一心不乱に走ることで心を空にし、何もかもから解放された。
だが、今は一歩進む度に底無しの沼に脚を舐め取られていく様だ。
更に開く差から、翔はチラリとこちらを返り見た。
「…なんだよ。」
目線を寄越しただけで何も言わない翔に声を掛けたのは、焦りと暗い感情からだった。
翔の小さな動作一つにも苛立ち覚えた。
「…賭けをしようぜ。」
翔の口から出た言葉はあまりにも突飛なもので、思わず目を丸くした。
「は?いきなり何を…」
「俺とお前、次の階段を昇るか降りるか。同じ選択をすれば俺はまたお前を鬼様の元へプレゼント。違う選択をすれば…まぁどっちかは助かるだろ。

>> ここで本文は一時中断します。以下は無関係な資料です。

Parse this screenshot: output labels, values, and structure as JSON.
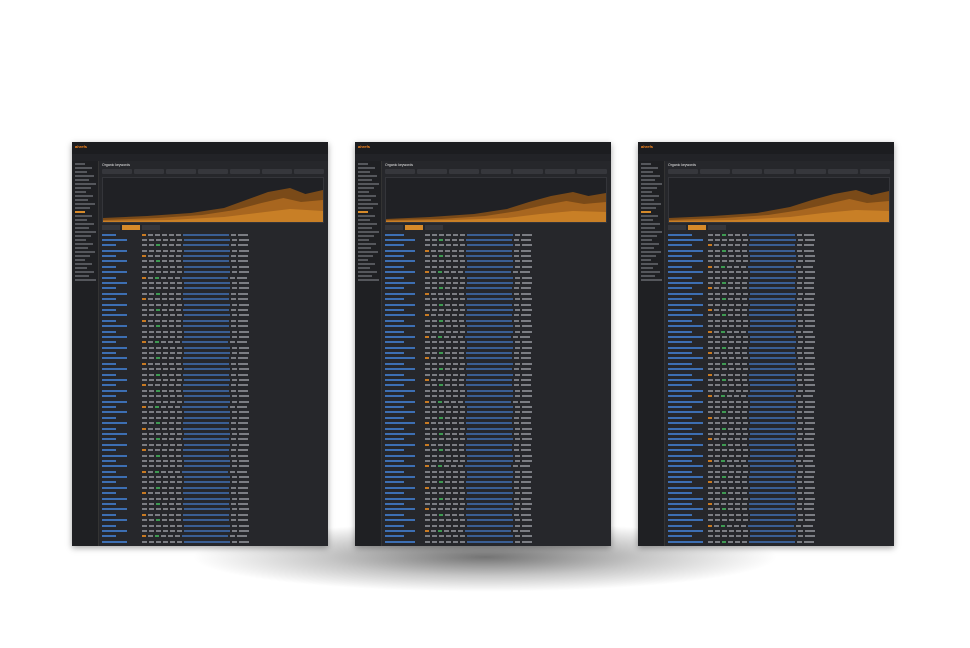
{
  "scene": {
    "description_free": true
  },
  "screenshots": [
    {
      "name": "left",
      "logo": "ahrefs",
      "page_title": "Organic keywords",
      "active_tab": "Organic keywords"
    },
    {
      "name": "center",
      "logo": "ahrefs",
      "page_title": "Organic keywords",
      "active_tab": "Organic keywords"
    },
    {
      "name": "right",
      "logo": "ahrefs",
      "page_title": "Organic keywords",
      "active_tab": "Organic keywords"
    }
  ],
  "colors": {
    "background": "#ffffff",
    "app_bg": "#26272b",
    "accent": "#d68a2a",
    "link": "#3d6fb3",
    "positive": "#3e9b52"
  }
}
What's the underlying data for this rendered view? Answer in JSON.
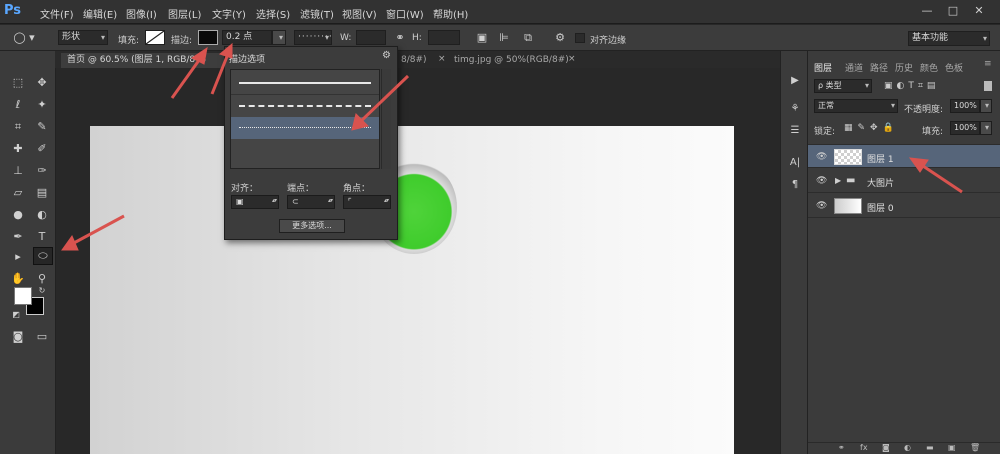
{
  "app": {
    "logo": "Ps"
  },
  "menus": [
    "文件(F)",
    "编辑(E)",
    "图像(I)",
    "图层(L)",
    "文字(Y)",
    "选择(S)",
    "滤镜(T)",
    "视图(V)",
    "窗口(W)",
    "帮助(H)"
  ],
  "window_controls": [
    "—",
    "□",
    "✕"
  ],
  "options_bar": {
    "mode": "形状",
    "fill_label": "填充:",
    "stroke_label": "描边:",
    "stroke_width": "0.2 点",
    "w_label": "W:",
    "h_label": "H:",
    "align_edges": "对齐边缘",
    "workspace": "基本功能"
  },
  "doc_tabs": [
    "首页 @ 60.5% (图层 1, RGB/8#)",
    "8/8#)",
    "timg.jpg @ 50%(RGB/8#)"
  ],
  "stroke_popup": {
    "title": "描边选项",
    "options": [
      "solid",
      "dashed",
      "dotted"
    ],
    "selected_index": 2,
    "align_label": "对齐：",
    "cap_label": "端点：",
    "corner_label": "角点：",
    "more_button": "更多选项..."
  },
  "layers_panel": {
    "tabs": [
      "图层",
      "通道",
      "路径",
      "历史",
      "颜色",
      "色板"
    ],
    "filter_kind": "ρ 类型",
    "blend_mode": "正常",
    "opacity_label": "不透明度:",
    "opacity": "100%",
    "lock_label": "锁定:",
    "fill_label": "填充:",
    "fill": "100%",
    "layers": [
      {
        "name": "图层 1",
        "selected": true
      },
      {
        "name": "大图片",
        "selected": false
      },
      {
        "name": "图层 0",
        "selected": false
      }
    ]
  },
  "colors": {
    "accent_selection": "#56657a",
    "annotation_arrow": "#d9534f",
    "circle_green": "#4fd33a"
  }
}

」
翼の声など聞こえないかのように翔は話を押し切って進めた。
「そんなの受ける訳がないだろ。俺にメリットがない。」
「どうだか?翼、今の自分の走り分かってんの?」
「…っく。」
「笛が鳴るまであと20分弱。このまま乗り切れる自信…ねぇよな?」
表情は見えない。
ただ、闇に呑まれたあのどす黒い笑みを口元に忍ばせていることは容易に想像できた。
悔しいがその通りだ。
このまま走り続ければ、笛が鳴るまでに追いつかれてしまうだろう。
翔の手に転がされるのは癪だが、仕方ない。
ー…俺は生き延びなきゃいけないんだ。